My Ranking (out of 10): 5

 

glasses onlinePayne Glasses

The Basics:

“We believe you can have a wardrobe of glasses that will cost less than your current pair of prescription glasses,” this site proclaims. Exactomundo. Payne apparently mass manufacturers frames, presumably for others as well as itself, so changes only $5.95-$39.95 for frames, which includes basic anti-scratch/UV/anti-reflective lenses. There’s just one problem: Payne’s selection, while varied, also is really minimal – just 67 styles for men, 122 for women, and 11 for kids – as well as minimal lens options.

Pros:

  • Low priced frames
  • Frame prices include basic lenses
  • Digital screen protection available

 

Cons:

  • No virtual try-on
  • Minimal selection of frames
  • 30-day return, but only 50% refund or store exchange (unless defective)
  • No insurance accepted

Bottom Line:

While Payne’s prices are really low – you can easily buy a pair of single-vision glasses for less than $10, progressives with digital screen protection for less than $70 – getting only half your payment back if you don’t like them for any reason is a risky deal breaker for me, especially since there’s no virtual try-on to at least get a sense of how they’ll look on you, much less fit.

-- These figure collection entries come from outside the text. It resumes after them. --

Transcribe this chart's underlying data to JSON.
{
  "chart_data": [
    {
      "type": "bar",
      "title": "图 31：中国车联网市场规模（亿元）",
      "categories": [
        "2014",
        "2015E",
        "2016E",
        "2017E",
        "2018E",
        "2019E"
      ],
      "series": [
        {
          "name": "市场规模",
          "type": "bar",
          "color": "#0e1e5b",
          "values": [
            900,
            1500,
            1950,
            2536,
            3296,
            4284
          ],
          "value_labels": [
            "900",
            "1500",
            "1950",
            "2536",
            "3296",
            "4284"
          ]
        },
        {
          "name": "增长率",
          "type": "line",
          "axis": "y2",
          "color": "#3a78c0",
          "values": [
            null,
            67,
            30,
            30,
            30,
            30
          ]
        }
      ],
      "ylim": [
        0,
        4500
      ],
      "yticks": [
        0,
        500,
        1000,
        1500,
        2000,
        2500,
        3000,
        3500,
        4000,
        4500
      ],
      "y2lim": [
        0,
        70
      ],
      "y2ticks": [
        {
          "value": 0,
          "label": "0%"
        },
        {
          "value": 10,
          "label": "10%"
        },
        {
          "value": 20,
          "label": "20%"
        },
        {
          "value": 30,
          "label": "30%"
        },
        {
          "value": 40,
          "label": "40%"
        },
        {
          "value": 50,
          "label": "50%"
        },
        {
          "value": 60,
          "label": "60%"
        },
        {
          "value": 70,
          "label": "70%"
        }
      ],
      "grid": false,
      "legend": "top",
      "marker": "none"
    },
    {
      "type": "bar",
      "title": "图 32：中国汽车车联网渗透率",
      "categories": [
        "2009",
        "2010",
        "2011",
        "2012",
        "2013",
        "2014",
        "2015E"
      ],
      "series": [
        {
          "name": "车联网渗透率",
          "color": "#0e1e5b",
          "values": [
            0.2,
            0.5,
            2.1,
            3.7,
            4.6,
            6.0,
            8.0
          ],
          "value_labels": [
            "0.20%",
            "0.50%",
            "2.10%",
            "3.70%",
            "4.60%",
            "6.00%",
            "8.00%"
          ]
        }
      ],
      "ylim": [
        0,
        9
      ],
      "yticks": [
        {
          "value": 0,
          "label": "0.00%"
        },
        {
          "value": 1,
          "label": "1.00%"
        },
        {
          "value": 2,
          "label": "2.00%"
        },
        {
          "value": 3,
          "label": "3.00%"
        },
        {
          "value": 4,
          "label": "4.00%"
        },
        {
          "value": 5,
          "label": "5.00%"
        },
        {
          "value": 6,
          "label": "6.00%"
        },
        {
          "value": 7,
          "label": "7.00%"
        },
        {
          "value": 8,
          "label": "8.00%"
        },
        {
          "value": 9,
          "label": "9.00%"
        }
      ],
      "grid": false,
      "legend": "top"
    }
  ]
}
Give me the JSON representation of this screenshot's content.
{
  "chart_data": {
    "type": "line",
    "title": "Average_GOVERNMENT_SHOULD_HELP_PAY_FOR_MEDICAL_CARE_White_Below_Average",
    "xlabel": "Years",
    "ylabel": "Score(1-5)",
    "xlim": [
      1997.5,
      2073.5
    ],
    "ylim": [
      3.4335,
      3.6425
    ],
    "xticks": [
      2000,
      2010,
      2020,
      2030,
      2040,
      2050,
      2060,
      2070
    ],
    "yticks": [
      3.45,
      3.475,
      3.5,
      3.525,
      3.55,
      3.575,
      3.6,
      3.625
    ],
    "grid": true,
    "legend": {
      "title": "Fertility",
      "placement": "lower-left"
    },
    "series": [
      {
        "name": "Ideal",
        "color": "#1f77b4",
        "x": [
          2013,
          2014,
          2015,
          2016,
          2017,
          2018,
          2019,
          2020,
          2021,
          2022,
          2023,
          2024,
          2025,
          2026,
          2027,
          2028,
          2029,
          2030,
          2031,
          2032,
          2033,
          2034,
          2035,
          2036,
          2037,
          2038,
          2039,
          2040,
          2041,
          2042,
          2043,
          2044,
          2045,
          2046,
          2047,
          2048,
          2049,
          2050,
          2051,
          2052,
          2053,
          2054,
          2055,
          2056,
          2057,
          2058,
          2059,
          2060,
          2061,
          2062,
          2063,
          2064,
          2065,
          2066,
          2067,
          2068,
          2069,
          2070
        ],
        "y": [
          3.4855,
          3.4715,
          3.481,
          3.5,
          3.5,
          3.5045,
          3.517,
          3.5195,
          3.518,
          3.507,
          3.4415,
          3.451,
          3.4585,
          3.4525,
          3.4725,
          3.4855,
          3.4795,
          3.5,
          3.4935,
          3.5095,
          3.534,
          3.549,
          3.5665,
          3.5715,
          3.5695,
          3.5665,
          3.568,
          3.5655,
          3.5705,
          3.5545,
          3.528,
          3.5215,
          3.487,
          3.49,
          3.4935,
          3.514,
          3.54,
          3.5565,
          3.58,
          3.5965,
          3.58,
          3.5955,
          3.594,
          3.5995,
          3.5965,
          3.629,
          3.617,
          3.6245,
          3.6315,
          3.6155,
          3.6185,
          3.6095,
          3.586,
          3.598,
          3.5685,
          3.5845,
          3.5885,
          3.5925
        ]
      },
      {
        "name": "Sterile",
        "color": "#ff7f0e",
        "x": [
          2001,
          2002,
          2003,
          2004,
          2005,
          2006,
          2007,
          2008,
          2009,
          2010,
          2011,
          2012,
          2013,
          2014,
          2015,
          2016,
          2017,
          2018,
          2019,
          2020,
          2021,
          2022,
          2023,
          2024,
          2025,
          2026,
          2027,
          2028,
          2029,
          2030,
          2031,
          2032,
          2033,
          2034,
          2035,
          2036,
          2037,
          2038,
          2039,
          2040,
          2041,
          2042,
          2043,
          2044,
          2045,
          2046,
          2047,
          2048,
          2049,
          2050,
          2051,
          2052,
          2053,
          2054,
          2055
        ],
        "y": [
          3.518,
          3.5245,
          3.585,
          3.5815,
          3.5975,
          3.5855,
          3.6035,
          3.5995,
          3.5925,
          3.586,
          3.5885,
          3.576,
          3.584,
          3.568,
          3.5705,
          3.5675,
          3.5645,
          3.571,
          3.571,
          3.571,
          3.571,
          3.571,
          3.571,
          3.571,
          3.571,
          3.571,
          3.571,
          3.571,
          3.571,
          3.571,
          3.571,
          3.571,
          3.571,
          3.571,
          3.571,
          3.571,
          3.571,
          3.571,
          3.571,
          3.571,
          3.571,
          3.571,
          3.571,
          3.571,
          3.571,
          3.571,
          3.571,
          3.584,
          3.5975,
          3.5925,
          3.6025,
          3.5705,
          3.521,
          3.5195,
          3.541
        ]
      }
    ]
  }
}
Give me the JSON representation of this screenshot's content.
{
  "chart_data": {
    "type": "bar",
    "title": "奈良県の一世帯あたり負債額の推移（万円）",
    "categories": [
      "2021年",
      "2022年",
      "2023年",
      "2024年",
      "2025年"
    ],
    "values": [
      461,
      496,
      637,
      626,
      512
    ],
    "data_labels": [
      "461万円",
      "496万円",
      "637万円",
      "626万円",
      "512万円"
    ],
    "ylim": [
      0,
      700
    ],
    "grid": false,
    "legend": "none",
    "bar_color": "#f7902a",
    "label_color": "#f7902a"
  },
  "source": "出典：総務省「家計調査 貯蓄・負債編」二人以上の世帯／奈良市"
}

There are other eyewear sites with much wider selections (especially for men), just-as-low pricing, and total refund returns.

My Ranking (out of 10): 7

glasses onlineWarby Parker

The Basics:

While not the cheapest online vendor, Warby Parker avoids frame name brands and instead offers its own unique and fashionable designs. This fashionable outlet operates around 60 physical retail locations (at which service is fabulous) along with its online presence. Instead of a virtual try-on preview, you can get up to five frames sent to you for home try-on, and the company pays for shipping both ways.

Pros:

  • Free at-home try-on
  • Complete single vision glasses start at $95
  • Fashionable, inexpensive frames designed in-house
  • Retail locations for adjustments, returns
  • Simple lens selection

Cons:

  • No virtual try-on preview
  • Not all frames available for home try-on
  • No price range filter
  • Progressive lenses add $200 to price

Bottom Line:

At-home try-on ensures post-purchase satisfaction, but it adds time to the buying process and it lacks the instant gratification that virtual try-on provides. Considering its creative lens styles, I’d recommend WP for better-heeled fashionistas, and for those who also have access to a physical location to get the best of both real and virtual worlds. For the extra $200 it charges, however, I don’t recommend Warby Parker if you wear progressives.